Anyway, I was trying to tell you about That Sinking Feeling that has accompanied the advent of the year. It's a bit like a dirty spot on your clothes that refuses to go away. No one else can see it, but it drives you nuts. And there's nothing you can do about it, except wait for it to go away, the way it came. Perhaps this feeling is borne from the fact that I spent New Year's day throwing up. Don't they say you spend the entire year doing what you were on New Year's? Ouch.

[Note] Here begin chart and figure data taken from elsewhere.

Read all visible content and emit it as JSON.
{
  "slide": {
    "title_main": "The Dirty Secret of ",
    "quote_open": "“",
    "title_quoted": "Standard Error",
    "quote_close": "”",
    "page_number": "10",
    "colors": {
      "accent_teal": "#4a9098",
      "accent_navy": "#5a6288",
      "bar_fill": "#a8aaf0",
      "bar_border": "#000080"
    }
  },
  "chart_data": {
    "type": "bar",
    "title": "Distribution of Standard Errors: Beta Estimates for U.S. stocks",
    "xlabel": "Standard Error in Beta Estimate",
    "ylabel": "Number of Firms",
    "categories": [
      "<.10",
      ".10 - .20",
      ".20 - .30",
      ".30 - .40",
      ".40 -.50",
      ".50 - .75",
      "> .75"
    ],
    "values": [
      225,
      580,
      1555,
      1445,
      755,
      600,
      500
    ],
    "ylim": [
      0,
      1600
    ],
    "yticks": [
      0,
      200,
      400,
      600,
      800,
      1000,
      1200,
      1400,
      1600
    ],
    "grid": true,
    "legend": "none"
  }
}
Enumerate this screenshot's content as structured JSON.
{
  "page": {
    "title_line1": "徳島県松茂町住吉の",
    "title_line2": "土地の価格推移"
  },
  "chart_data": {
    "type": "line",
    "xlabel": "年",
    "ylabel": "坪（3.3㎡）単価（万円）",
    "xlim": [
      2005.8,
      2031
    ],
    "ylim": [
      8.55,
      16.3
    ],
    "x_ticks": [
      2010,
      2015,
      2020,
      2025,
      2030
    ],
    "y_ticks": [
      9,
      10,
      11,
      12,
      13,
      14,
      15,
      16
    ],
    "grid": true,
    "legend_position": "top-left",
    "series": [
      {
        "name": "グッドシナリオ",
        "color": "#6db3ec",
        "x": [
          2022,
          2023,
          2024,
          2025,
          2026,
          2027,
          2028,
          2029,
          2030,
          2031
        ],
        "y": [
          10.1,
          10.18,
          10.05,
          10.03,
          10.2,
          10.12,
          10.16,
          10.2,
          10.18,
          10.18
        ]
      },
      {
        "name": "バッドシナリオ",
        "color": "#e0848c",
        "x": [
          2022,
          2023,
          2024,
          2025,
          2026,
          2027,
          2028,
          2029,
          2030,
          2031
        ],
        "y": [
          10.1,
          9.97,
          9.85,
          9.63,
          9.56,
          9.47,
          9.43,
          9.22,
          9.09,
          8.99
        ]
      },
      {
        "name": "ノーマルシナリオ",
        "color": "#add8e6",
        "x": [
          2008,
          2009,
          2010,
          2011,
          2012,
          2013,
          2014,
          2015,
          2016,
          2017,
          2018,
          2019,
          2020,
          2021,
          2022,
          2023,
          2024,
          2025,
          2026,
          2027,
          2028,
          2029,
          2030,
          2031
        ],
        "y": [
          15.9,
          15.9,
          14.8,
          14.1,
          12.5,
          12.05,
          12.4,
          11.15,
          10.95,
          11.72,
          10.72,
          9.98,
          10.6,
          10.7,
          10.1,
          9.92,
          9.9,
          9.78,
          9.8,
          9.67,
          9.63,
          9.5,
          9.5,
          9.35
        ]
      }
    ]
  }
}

And by the way, apart from a glass of wine on Christmas Day and New Year's eve, I've kept to my word. I don't particularly feel de-toxed, or anything, though. In truth, my hitherto well-functioning digestive system, which has been entirely free of Intoxicant Substances for a month, has been killing me the last few days. I suppose this is what irony feels like, when it kicks you in the guts.

Sunday, January 06, 2008

Someone write me a cheque already

If I were to ever get down to actually writing a book, I suspect that it will turn out a little like Marisha Pessl's Special Topics in Calamity Physics. Nice cherry flavoured gum that you really dig into, until all that remains is the tasteless cud that you feel obliged to chew till the twisted end. But that's what I've always been - heavy on the style, and weak on the substance. Some nights, I like to think of myself as the David Lynch of the blogging world (okay, so I flatter myself occasionally), with works that are aesthetic masterpieces (see Mulholland Drive, 2001)but really don't mean anything. Unless you want to talk of psychogenic fugues or something (see The City of Absurdity: David Lynch).

Also, I've been wondering. How does one land a book contract with a six figure advance anyway?(see Viswanathan, Kaavya) I don't have an agent, or any connections in the right places. I haven't studied English Literature in a fancy Ivy League school. I have an undergraduate degree in Engineering Physics, for God's sake. I console myself saying that there has been a Great Writer who also had the same major (see Pynchon, Thomas. Though, admittedly, he dropped out of Cornell before he could graduate). It is also fair to say that I don't have a pretty face that can adorn the back flap (see Lahiri, Jhumpa) or a literary mother who can tell me what not to do so I can win the Booker prize that she couldn't (see Desai, Kiran). Perhaps I also have a serious shortage of Exotic and Adventurous Life Events (see Pierre, DBC or Roberts, Gregory David).

All I have is this blog. Now what do i do? And no, I will not convert this into a sex blog. Though that appears to be the quickest way to get noticed by some publisher type (see Belle de Jour). What's the male equivalent to chick-lit anyway? Metro-lit? Or do I have to invent a whole new genre now?